Serving as a kind of escapist film, with all the action and adventure tones, I view both Holmes films as kind of Indiana Jones-lite movies. Nowhere near as heroic or entertaining as any of the Jones titles (well, with the exception of Crystal Skull, which I still can’t decide how I feel about), the two movies have found audiences worldwide for one reason — Robert Downey Jr. Ever since his rebirth into Hollywood’s arms, he seems to be a non-stop working machine churning out film after film. Obviously his big success has come from playing Mr. Howard Stark in Marvel’s Iron Man. His charm and ability to make even the most tense situations comical, is exactly what makes the Holmes movies entertaining….to a certain degree.
The film’s 2:40:1 framed, AVC MPEG-4 encoded transfer is quite good. Shot using a variety of Panavision Cameras with Primo lenses, the film’s palette has a very dark look and feel to it. Even though this is the case, DP Philippe Rousselot, who happened to also work on the first film, has quite the keen eye. Dark moments are everywhere; however, detail is never, ever lost. Blacks hold solid detail, and even whites, yellows, and blues impress. Texture detail, flesh tones, facial close-ups are all great. Grain levels are kept in check, while noise, scratches and anything else that may hinder the image, are completely absent. Akin to the audio below, it’s known that the film isn’t the best, but this video transfer certainly is.
The film arrives with a DTS-HD Master Audio 5.1 mix, which is excellent. You know, a few years ago, when Sherlock Holmes was originally released on Blu-ray, I was in Las Vegas for the annual CES event. Walking around the floor, I noticed that many audio companies were demoing scenes from Holmes to show off their equipment. Yes, the track was THAT good. So, it should come as no surprise that the provided DTS-HD track for Shadows is equally as impressive. Dialogue is well reproduced throughout with no instance of drop out. Atmosphere, whew, atmosphere is ever so perfect. Whether it be the quieter moments or the heightened, tense action scenes, every little effect is perfectly placed to give the viewer a true aural experience. Look left and you hear dialogue. Look right and a gun shot has zipped by your ear. Awesome stuff. LFE is deep and immersive providing us some solid bass response. I could go on for sometime, but I’ll just say that (even though the movie didn’t do anything for me), this track has earned a place on the ‘demo’ shelf.

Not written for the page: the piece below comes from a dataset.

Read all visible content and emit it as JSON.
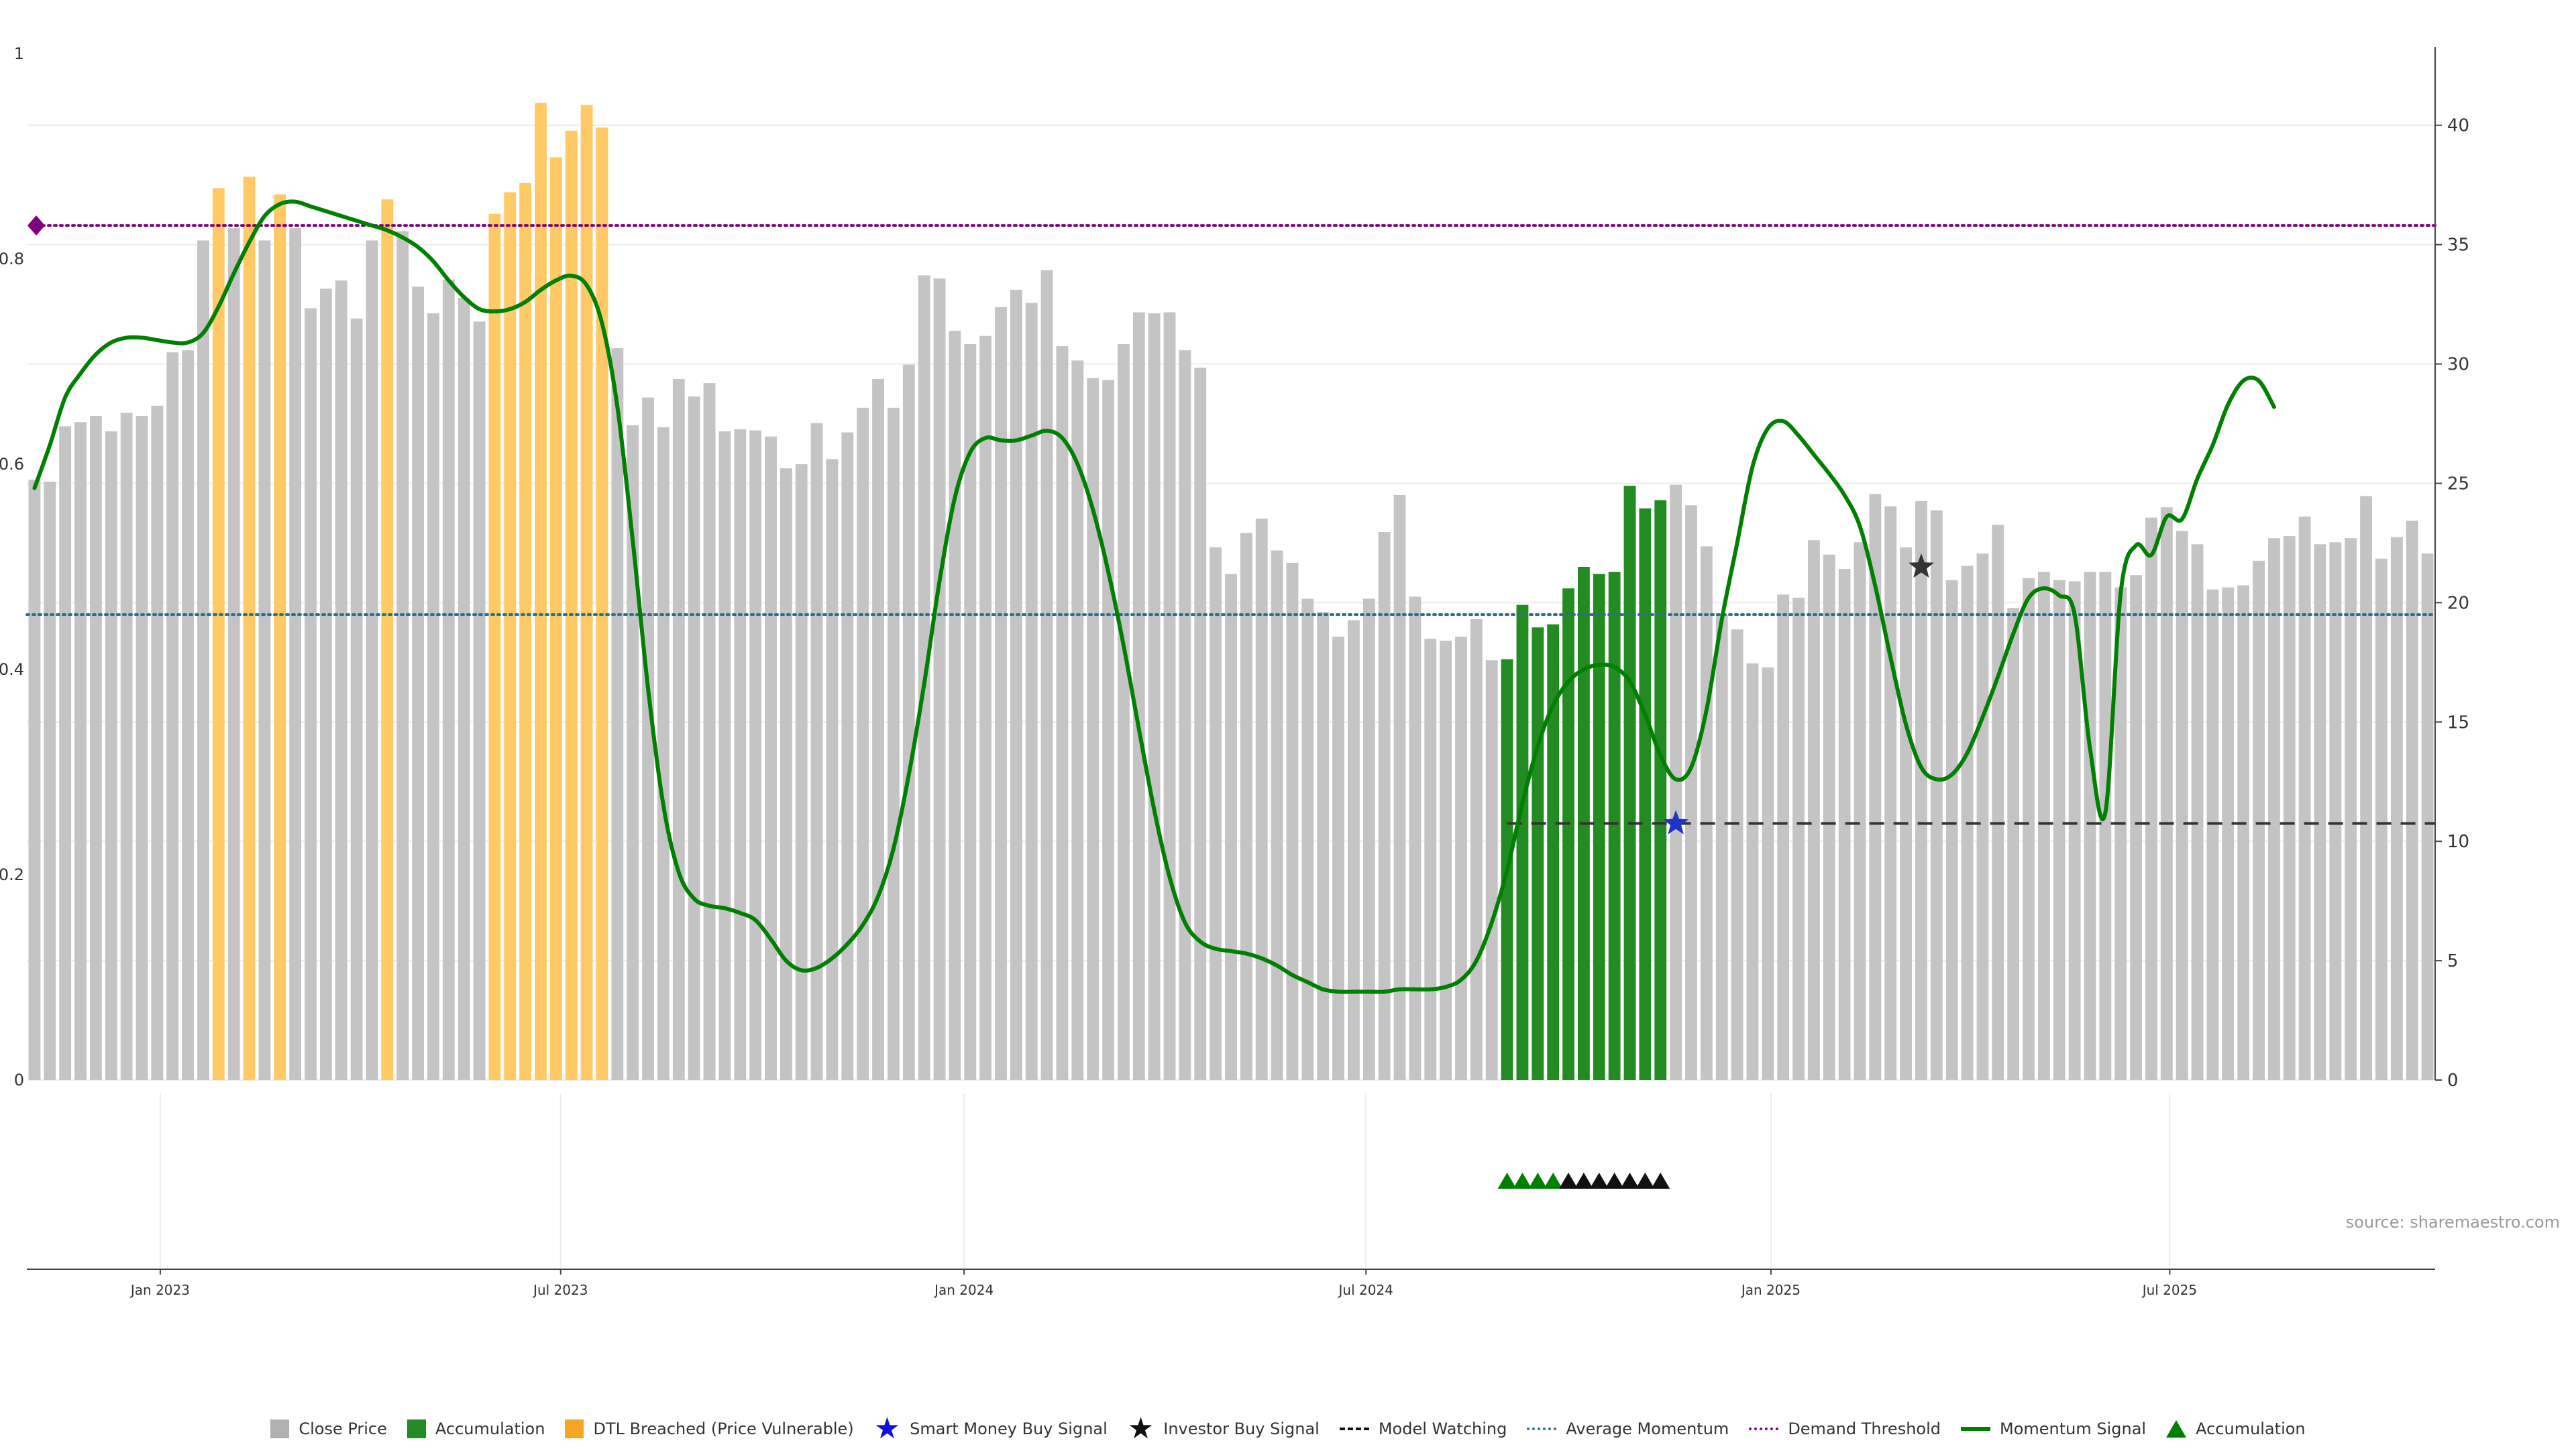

The provided supplements are shown in HD:
- Inside The Mind of Sherlock Holmes – This runs the entire length of the feature film and is your picture-in-picture mode that WB typically uses on their releases. Actor Robert Downey Jr. offers up information on filming, why he decided to make a sequel, as well as just giving us a funny, informative chat.
- Focus Points – Roughly 35 minutes of Focus Points are shown, covering varying topics from the film.
- DVD – A DVD of the film is included on an optional disc.
- Ultraviolet – An Ultraviolet Digital Copy of the film is included.
- Shadows Movie App – This is an optional app fans can download from Apple’s App Store. I tested the app on the iPad 2 and noticed it gives us a bit more behind-the-scenes action as well as script-to-scene comparions. For fans of the film, this is definitely a worthy download.
The Definitive Word
While I’ve never been that enamored with either of the Holmes films, I can certainly see how audiences have been. Downey Jr., simply put, is ever so charming in this role. Warner has delivered a fine technical Blu-ray for this film with great video and demo worthy audio. A few features round up a package that I’d recommend as an evening rental.